Sonntag, 26. Juni 2022

Krieg und Frieden (Predigt) hl

Losung: Gott, der du uns viel Angst und Not hast erfahren lassen, du wirst uns wieder beleben. Psalm 71,20 


Lehrtext: Frieden lasse ich euch, meinen Frieden gebe ich euch. Nicht gebe ich euch, wie die Welt gibt. Euer Herz erschrecke nicht und fürchte sich nicht. Johannes 14,27

Liebe Leserin, lieber Leser,

ich predige heute in der Kirche über die beiden Bibelworte des heutigen Tages, über das Losungswort aus dem Alten und den Lehrtext aus dem Neuen Testament. Da heißt es in Psalm 71 Vers 20: "Gott, der du uns viel Angst und Not hast erfahren lassen, du wirst uns wieder beleben." 
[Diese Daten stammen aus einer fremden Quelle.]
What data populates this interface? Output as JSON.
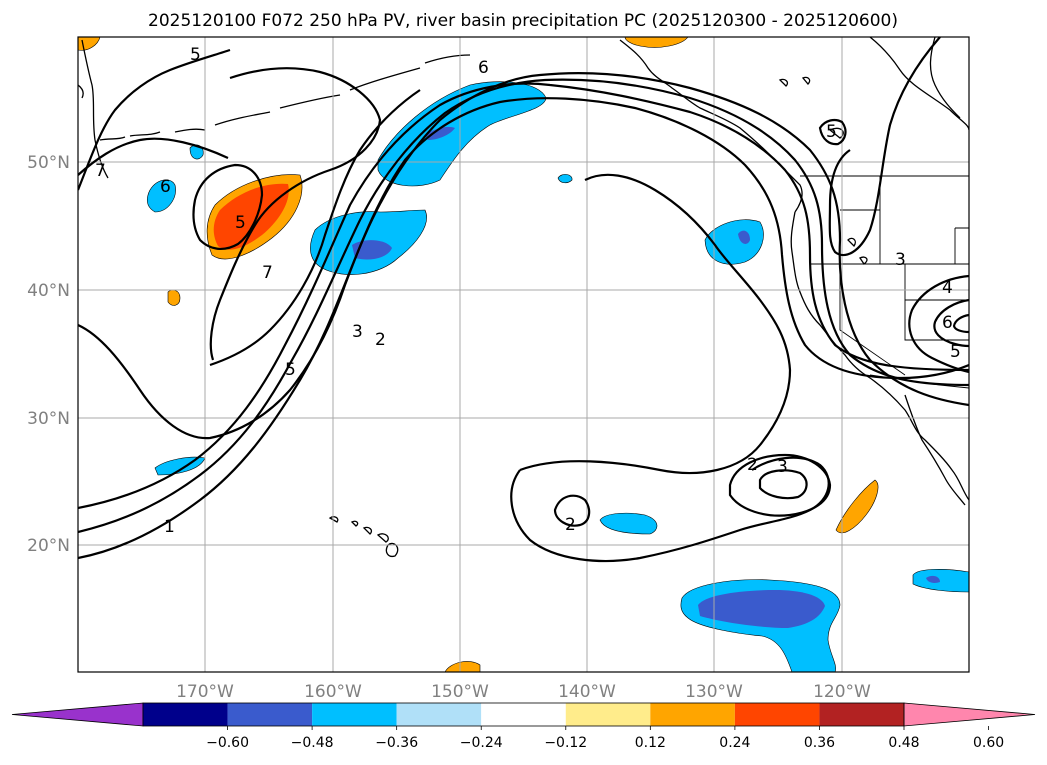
{
  "title": "2025120100 F072 250 hPa PV, river basin precipitation PC (2025120300 - 2025120600)",
  "lat_labels": [
    "50°N",
    "40°N",
    "30°N",
    "20°N"
  ],
  "lon_labels": [
    "170°W",
    "160°W",
    "150°W",
    "140°W",
    "130°W",
    "120°W"
  ],
  "colorbar": {
    "tick_labels": [
      "−0.60",
      "−0.48",
      "−0.36",
      "−0.24",
      "−0.12",
      "0.12",
      "0.24",
      "0.36",
      "0.48",
      "0.60"
    ],
    "colors": [
      "#9932cc",
      "#00008b",
      "#3a5bcd",
      "#00bfff",
      "#b0e0f8",
      "#ffffff",
      "#ffec8b",
      "#ffa500",
      "#ff4500",
      "#b22222",
      "#ff86ad"
    ]
  },
  "contour_labels": [
    "5",
    "6",
    "7",
    "6",
    "5",
    "7",
    "5",
    "3",
    "2",
    "1",
    "2",
    "2",
    "3",
    "3",
    "4",
    "6",
    "5",
    "5"
  ],
  "colors": {
    "orange": "#ffa500",
    "red_orange": "#ff4500",
    "light_blue": "#00bfff",
    "royal_blue": "#3a5bcd"
  }
}
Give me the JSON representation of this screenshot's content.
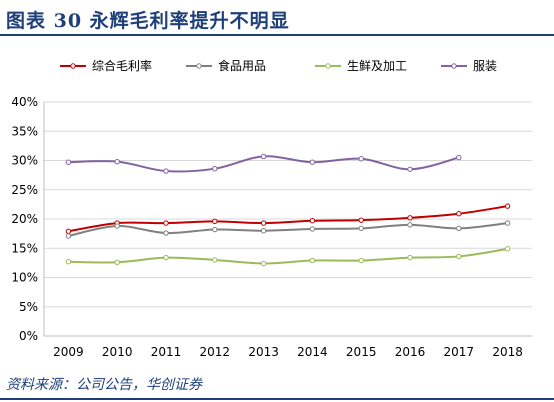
{
  "figure": {
    "title": "图表 30   永辉毛利率提升不明显",
    "source": "资料来源：公司公告，华创证券"
  },
  "chart_data": {
    "type": "line",
    "title": "",
    "xlabel": "",
    "ylabel": "",
    "categories": [
      "2009",
      "2010",
      "2011",
      "2012",
      "2013",
      "2014",
      "2015",
      "2016",
      "2017",
      "2018"
    ],
    "y_ticks": [
      "0%",
      "5%",
      "10%",
      "15%",
      "20%",
      "25%",
      "30%",
      "35%",
      "40%"
    ],
    "ylim": [
      0,
      40
    ],
    "grid": true,
    "legend_position": "top",
    "series": [
      {
        "name": "综合毛利率",
        "color": "#c00000",
        "values": [
          17.9,
          19.3,
          19.3,
          19.6,
          19.3,
          19.7,
          19.8,
          20.2,
          20.9,
          22.2
        ]
      },
      {
        "name": "食品用品",
        "color": "#808080",
        "values": [
          17.1,
          18.8,
          17.6,
          18.2,
          18.0,
          18.3,
          18.4,
          19.0,
          18.4,
          19.3
        ]
      },
      {
        "name": "生鲜及加工",
        "color": "#9bbb59",
        "values": [
          12.7,
          12.6,
          13.4,
          13.0,
          12.4,
          12.9,
          12.9,
          13.4,
          13.6,
          14.9
        ]
      },
      {
        "name": "服装",
        "color": "#8064a2",
        "values": [
          29.7,
          29.8,
          28.2,
          28.6,
          30.7,
          29.7,
          30.3,
          28.5,
          30.5,
          null
        ]
      }
    ]
  }
}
Ja, ich habe in meinem Leben auch Angst und Not erfahren, aber wenig im Vergleich zu meinem Vater, der in der Ukraine gekämpft hat und zu meiner Mutter, die den Bombenhagel auf Nürnberg erlebt hat. Und bestimmt hat auch der Verfasser des Losungswortes damals in Jerusalem und Umgebung mehr gelitten als ich, viel mehr. Bis heute ist dieser kleine Landstrich im Würgegriff von Feindschaft und Hass, von Gewalt und Gegengewalt.

So viele sind in den Kriegen und Notzeiten der Vergangenheit untergegangen, aber nicht alle. Die Überlebenden konnten jenes Psalmwort nachsprechen. Und die Toten? Was würden sie sagen, wenn sie reden könnten? Würden sie sagen: „Ja, mein Tod war es wert, dass mein Land mit militärischer Gewalt zurückschlägt?“ Oder würden sie die Lebenden anflehen und sagen: „Haltet ein! Hört auf mit dem Wahnsinn, mit dem Kämpfen und Töten. Nichts ist mehr wert als das Leben. Unser Tod war sinnlos und wertlos. Wenn wir schon sterben mussten, so bleibt wenigstens ihr mit euren Kindern am Leben!“

In unserem Land redet man darüber, welche Waffen in die Ukraine geliefert werden müssen. Merkwürdig, wer plötzliches alles Militärexperte sein will. Fast immer sind das Leute, die nie Krieg erlebt haben und nicht wissen, was er bedeutet. Immer mehr Waffen werden dazu beitragen, den Krieg zu verlängern. Sie werden dazu beitragen, dass weiterhin Menschen sterben, nicht nur Soldaten, auch Kinder. Viele Zeitungsredakteure sind dafür. Viele Politiker und Politikerinnen sind dafür. Sie reden darüber im Parlament. Sie reden darüber in den Talkshows. Sie tun so, als ob die Ukraine den Krieg gewinnen könne und halten ihn damit am Kochen.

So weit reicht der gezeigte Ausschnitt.